Homeland – "New Car Smell" Review/Recap [Spoilers]

Michael Mahin ’16 / Emertainment Monthly Staff

Claire Danes and Damian Lewis in “New Car Smell.”
Photo Credit: Homeland © Twentieth Century Fox Film Corporation. All rights reserved.
“New Car Smell”, the fourth episode in Homeland‘s second season, is not only a welcome return to form from last week’s somewhat disappointing “State of Independence” but serves as further evidence that Homeland is, in fact, the best, and most daring, drama currently on television. This was a stunning, and shocking, episode of primetime adrenaline rush.

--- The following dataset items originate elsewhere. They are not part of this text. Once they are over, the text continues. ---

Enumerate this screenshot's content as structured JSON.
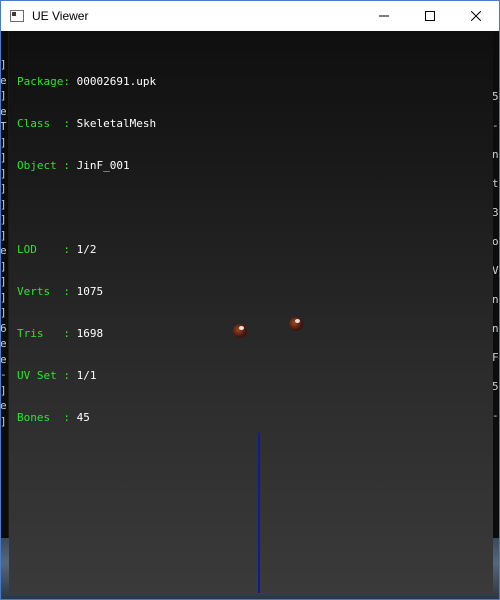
{
  "window": {
    "title": "UE Viewer",
    "icons": {
      "app": "app-window-icon",
      "minimize": "minimize-icon",
      "maximize": "maximize-icon",
      "close": "close-icon"
    }
  },
  "info": {
    "package_label": "Package: ",
    "package_value": "00002691.upk",
    "class_label": "Class  : ",
    "class_value": "SkeletalMesh",
    "object_label": "Object : ",
    "object_value": "JinF_001",
    "lod_label": "LOD    : ",
    "lod_value": "1/2",
    "verts_label": "Verts  : ",
    "verts_value": "1075",
    "tris_label": "Tris   : ",
    "tris_value": "1698",
    "uvset_label": "UV Set : ",
    "uvset_value": "1/1",
    "bones_label": "Bones  : ",
    "bones_value": "45"
  },
  "colors": {
    "label": "#33e033",
    "value": "#ffffff",
    "axis": "#0b1d9a"
  },
  "background_console": {
    "left_chars": [
      "]",
      "e",
      "]",
      "e",
      "T",
      "]",
      "]",
      "]",
      "]",
      "]",
      "]",
      "]",
      "e",
      "]",
      "]",
      "]",
      "]",
      "6",
      "e",
      "e",
      "-",
      "]",
      "e",
      "]"
    ],
    "right_chars": [
      "5",
      "-",
      "n",
      "t",
      "3",
      "o",
      "V",
      "n",
      "n",
      "F",
      "5",
      "-"
    ]
  }
}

Picking up from last episode’s cathartic vindication of Carrie’s suspicions about Brody, “New Car Smell” begins with Saul showing the intended post-bombing footage of Brody to a shocked Estes. Saul and Estes agree to first spy on Brody, before arresting him, so in order to possibly gather intelligence about the ever elusive Abu Nazir. Carrie and her team, with the addition of newly introduced analyst Peter Quinn (Rupert Friend), thus begin the process of surveilling Brody. Meanwhile, on the home front, Jessica remains frustrated with Brody, finally aware that he is keeping secrets from her. Jessica demands that Brody tell her the truth though Brody, unable to tell Jessica, refuses. She then tells Brody that he is not able to stay at the house. Brody promptly begins staying at a hotel.
Quinn asks Carrie to run into Brody so as to make him concerned enough to get into contact with his handler. Carrie thus runs into Brody, intimating that she is once again working with the CIA, which, as intended, makes Brody concerned that the CIA is once again concerned that Brody might be involved in a terrorist plot. Brody speaks with Roya Hammad of his concerns.
Meanwhile, Lauder once again expresses his frustration with the newly returned Brody, coming into the Brodys’ home and disrupting Jessica’s life. Unable to reach Brody, she calls Mike, her former lover, to help deal with Lauder. After removing Lauder from the Brodys’, Mike and Lauder talk of their suspicions concerning Brody’s behavior, linking him with a possible plot with the late Walker.
Additionally, Dana and Finn become increasingly close as they visit the Washington Monument together, eventually kissing. However, Dana claims that she cannot proceed further until breaking her relationship off with Xander.
Finally, the CIA team observes Brody as he sits in the hotel bar. Brody then calls Carrie, asking him to join her so as to “bury the hatchet.” Carrie agrees and the two meet at the bar, sharing a conversation about their respective lives. Brody, at one moment, asks Carrie about her electroconvulsive therapy. Carrie, visibly distressed, has difficulty talking about it and worries that she has blown her cover. After ending the conversation, Brody goes back to his hotel room. Carrie, dissatisfied with the meeting, ignores the commands of her CIA team to return to base and meets Brody at his hotel room. She then tells Brody that the CIA knows that he is a terrorist, just as the police burst in to arrest Brody.
“New Car Smell”, like season 2’s “Beirut is Back”, is a thrilling, game-changing episode which positions Homeland‘s writers and directors among the craftiest, most subtle, and most consistently intelligent working in the television industry. What made this episode so absorbing was, of course, the reuniting of Brody and Carrie, which was handled with characteristic subtlety and thoughtfulness. Writer Meredith Stiehm wisely avoids making Brody and Carrie’s interactions too melodramatic, capitalizing on the actors’ quiet electricity. The bar scene, flawlessly written and performed, was a wonderfully tense moment, proving that the show is equally adept at utilizing the suspense of character relationships as that of the unfolding action.
Additionally, performances this week were excellent, across the board. Though “New Car Smell” is less character-centric than last week’s episode, the actors all had wonderful individual moments, especially Carrie’s triumphant, and painful, final scene. Danes mines all of the joy, and frustration, felt by Carrie in her capture of Brody. Her concession that she does, in fact, “love” Brody is a wrenchingly performed by Danes.
In its final moments, “New Car Smell” once again reaffirms that Homeland is one engrossing, shocking and entertaining series.